L'Islande se tourne vers l'Union européenne après les provocations américaines
Un phénomène géopolitique inattendu agite l'océan Atlantique depuis le début de l'année : les îles nordiques, et particulièrement l'Islande, se rapprochent symboliquement de l'Europe continentale. Cette dynamique s'explique en grande partie par une volonté de s'éloigner des positions imprévisibles de la Maison-Blanche et de son locataire actuel, Donald Trump.
Des menaces qui provoquent un rapprochement européen
En janvier dernier, les déclarations de Donald Trump évoquant une possible invasion du Groenland ont créé un choc dans toute la région nordique. Cette menace a paradoxalement rapproché les habitants du Groenland de leurs concitoyens danois, tout en semant l'inquiétude chez leurs voisins islandais. La situation s'est encore tendue lorsque l'ambassadeur américain à Reykjavik a lancé une boutade malvenue, affirmant que "l'Islande sera bientôt le 52e État américain". Cette remarque a déclenché une véritable crise existentielle sur cette terre de feu et de glace.
Dépourvue d'armée et dépendante traditionnellement de la protection américaine, l'Islande se sent désormais vulnérable et isolée au milieu d'un océan de tensions géopolitiques croissantes. Face à cette nouvelle donne, le gouvernement islandais a décidé de réagir de manière décisive.
Un référendum historique programmé pour août
Le gouvernement de coalition islandais propose aux citoyens de se prononcer dès le mois d'août prochain lors d'un référendum crucial.
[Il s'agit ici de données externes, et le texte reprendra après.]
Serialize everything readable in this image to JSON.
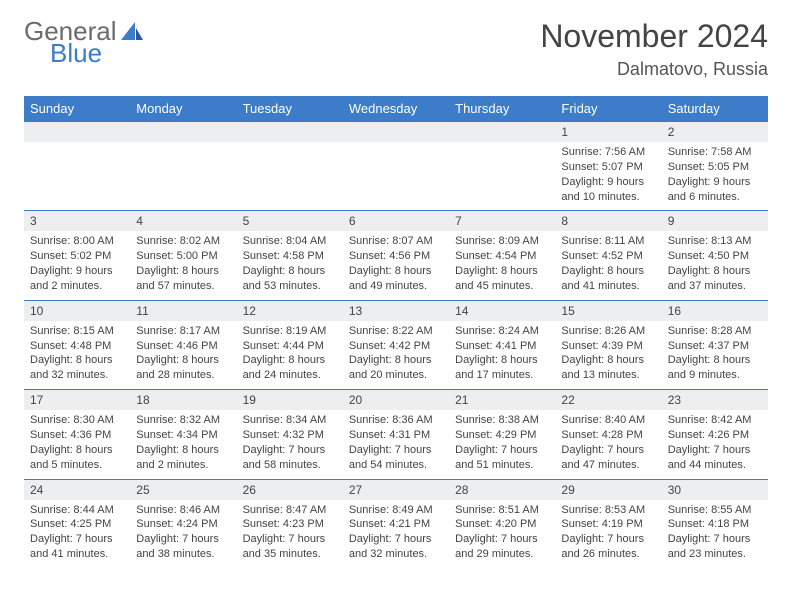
{
  "logo": {
    "word1": "General",
    "word2": "Blue"
  },
  "header": {
    "month_title": "November 2024",
    "location": "Dalmatovo, Russia"
  },
  "colors": {
    "header_bg": "#3d7cc9",
    "header_fg": "#ffffff",
    "daynum_bg": "#eceef0",
    "text": "#444444",
    "logo_gray": "#6b6b6b",
    "logo_blue": "#3d7cc9",
    "row_border": "#3d7cc9"
  },
  "weekdays": [
    "Sunday",
    "Monday",
    "Tuesday",
    "Wednesday",
    "Thursday",
    "Friday",
    "Saturday"
  ],
  "weeks": [
    [
      {
        "n": "",
        "lines": []
      },
      {
        "n": "",
        "lines": []
      },
      {
        "n": "",
        "lines": []
      },
      {
        "n": "",
        "lines": []
      },
      {
        "n": "",
        "lines": []
      },
      {
        "n": "1",
        "lines": [
          "Sunrise: 7:56 AM",
          "Sunset: 5:07 PM",
          "Daylight: 9 hours",
          "and 10 minutes."
        ]
      },
      {
        "n": "2",
        "lines": [
          "Sunrise: 7:58 AM",
          "Sunset: 5:05 PM",
          "Daylight: 9 hours",
          "and 6 minutes."
        ]
      }
    ],
    [
      {
        "n": "3",
        "lines": [
          "Sunrise: 8:00 AM",
          "Sunset: 5:02 PM",
          "Daylight: 9 hours",
          "and 2 minutes."
        ]
      },
      {
        "n": "4",
        "lines": [
          "Sunrise: 8:02 AM",
          "Sunset: 5:00 PM",
          "Daylight: 8 hours",
          "and 57 minutes."
        ]
      },
      {
        "n": "5",
        "lines": [
          "Sunrise: 8:04 AM",
          "Sunset: 4:58 PM",
          "Daylight: 8 hours",
          "and 53 minutes."
        ]
      },
      {
        "n": "6",
        "lines": [
          "Sunrise: 8:07 AM",
          "Sunset: 4:56 PM",
          "Daylight: 8 hours",
          "and 49 minutes."
        ]
      },
      {
        "n": "7",
        "lines": [
          "Sunrise: 8:09 AM",
          "Sunset: 4:54 PM",
          "Daylight: 8 hours",
          "and 45 minutes."
        ]
      },
      {
        "n": "8",
        "lines": [
          "Sunrise: 8:11 AM",
          "Sunset: 4:52 PM",
          "Daylight: 8 hours",
          "and 41 minutes."
        ]
      },
      {
        "n": "9",
        "lines": [
          "Sunrise: 8:13 AM",
          "Sunset: 4:50 PM",
          "Daylight: 8 hours",
          "and 37 minutes."
        ]
      }
    ],
    [
      {
        "n": "10",
        "lines": [
          "Sunrise: 8:15 AM",
          "Sunset: 4:48 PM",
          "Daylight: 8 hours",
          "and 32 minutes."
        ]
      },
      {
        "n": "11",
        "lines": [
          "Sunrise: 8:17 AM",
          "Sunset: 4:46 PM",
          "Daylight: 8 hours",
          "and 28 minutes."
        ]
      },
      {
        "n": "12",
        "lines": [
          "Sunrise: 8:19 AM",
          "Sunset: 4:44 PM",
          "Daylight: 8 hours",
          "and 24 minutes."
        ]
      },
      {
        "n": "13",
        "lines": [
          "Sunrise: 8:22 AM",
          "Sunset: 4:42 PM",
          "Daylight: 8 hours",
          "and 20 minutes."
        ]
      },
      {
        "n": "14",
        "lines": [
          "Sunrise: 8:24 AM",
          "Sunset: 4:41 PM",
          "Daylight: 8 hours",
          "and 17 minutes."
        ]
      },
      {
        "n": "15",
        "lines": [
          "Sunrise: 8:26 AM",
          "Sunset: 4:39 PM",
          "Daylight: 8 hours",
          "and 13 minutes."
        ]
      },
      {
        "n": "16",
        "lines": [
          "Sunrise: 8:28 AM",
          "Sunset: 4:37 PM",
          "Daylight: 8 hours",
          "and 9 minutes."
        ]
      }
    ],
    [
      {
        "n": "17",
        "lines": [
          "Sunrise: 8:30 AM",
          "Sunset: 4:36 PM",
          "Daylight: 8 hours",
          "and 5 minutes."
        ]
      },
      {
        "n": "18",
        "lines": [
          "Sunrise: 8:32 AM",
          "Sunset: 4:34 PM",
          "Daylight: 8 hours",
          "and 2 minutes."
        ]
      },
      {
        "n": "19",
        "lines": [
          "Sunrise: 8:34 AM",
          "Sunset: 4:32 PM",
          "Daylight: 7 hours",
          "and 58 minutes."
        ]
      },
      {
        "n": "20",
        "lines": [
          "Sunrise: 8:36 AM",
          "Sunset: 4:31 PM",
          "Daylight: 7 hours",
          "and 54 minutes."
        ]
      },
      {
        "n": "21",
        "lines": [
          "Sunrise: 8:38 AM",
          "Sunset: 4:29 PM",
          "Daylight: 7 hours",
          "and 51 minutes."
        ]
      },
      {
        "n": "22",
        "lines": [
          "Sunrise: 8:40 AM",
          "Sunset: 4:28 PM",
          "Daylight: 7 hours",
          "and 47 minutes."
        ]
      },
      {
        "n": "23",
        "lines": [
          "Sunrise: 8:42 AM",
          "Sunset: 4:26 PM",
          "Daylight: 7 hours",
          "and 44 minutes."
        ]
      }
    ],
    [
      {
        "n": "24",
        "lines": [
          "Sunrise: 8:44 AM",
          "Sunset: 4:25 PM",
          "Daylight: 7 hours",
          "and 41 minutes."
        ]
      },
      {
        "n": "25",
        "lines": [
          "Sunrise: 8:46 AM",
          "Sunset: 4:24 PM",
          "Daylight: 7 hours",
          "and 38 minutes."
        ]
      },
      {
        "n": "26",
        "lines": [
          "Sunrise: 8:47 AM",
          "Sunset: 4:23 PM",
          "Daylight: 7 hours",
          "and 35 minutes."
        ]
      },
      {
        "n": "27",
        "lines": [
          "Sunrise: 8:49 AM",
          "Sunset: 4:21 PM",
          "Daylight: 7 hours",
          "and 32 minutes."
        ]
      },
      {
        "n": "28",
        "lines": [
          "Sunrise: 8:51 AM",
          "Sunset: 4:20 PM",
          "Daylight: 7 hours",
          "and 29 minutes."
        ]
      },
      {
        "n": "29",
        "lines": [
          "Sunrise: 8:53 AM",
          "Sunset: 4:19 PM",
          "Daylight: 7 hours",
          "and 26 minutes."
        ]
      },
      {
        "n": "30",
        "lines": [
          "Sunrise: 8:55 AM",
          "Sunset: 4:18 PM",
          "Daylight: 7 hours",
          "and 23 minutes."
        ]
      }
    ]
  ]
}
L'objet du scrutin : la reprise des négociations d'adhésion à l'Union européenne, que l'Islande avait suspendues en 2015. Ce vote, qui devrait être validé prochainement par le Parlement, représente un tournant majeur pour cette île de 400 000 habitants.
Selon les sondages actuels, assez serrés, le "oui" pourrait l'emporter. La ministre des Affaires étrangères, Thorgerdur Katrin Gunnarsdóttir, s'est montrée optimiste en déclarant que "le processus sera très rapide", tablant sur une adhésion effective dans un délai d'environ dix-huit mois.
Un processus d'adhésion potentiellement accéléré
Pia Hansson, directrice de l'Institut des affaires internationales à l'Université d'Islande, tempère cependant cet enthousiasme : "C'est un peu optimiste mais il est vrai que l'Islande a déjà rempli plusieurs chapitres pour rejoindre l'UE avant de se retirer des négociations d'adhésion en 2015. La procédure devrait donc être relativement rapide. Il faudra tout de même relancer toute la machine, avec notre corps diplomatique réduit, ce qui représente un énorme travail. Il faudra sans doute ajouter quelques mois à cette prévision."
L'Islande, déjà membre de l'espace Schengen et de l'OTAN, devra principalement trouver des compromis sur la question sensible de la pêche pour progresser vers les Vingt-Sept. Ce secteur économique vital pour l'île constituera probablement le principal point de friction lors des négociations.
Ce référendum d'août s'annonce donc comme un moment décisif non seulement pour l'avenir de l'Islande, mais aussi pour l'équilibre géopolitique de toute la région nord-atlantique. Le résultat pourrait redessiner les alliances dans une zone stratégique de plus en plus convoitée.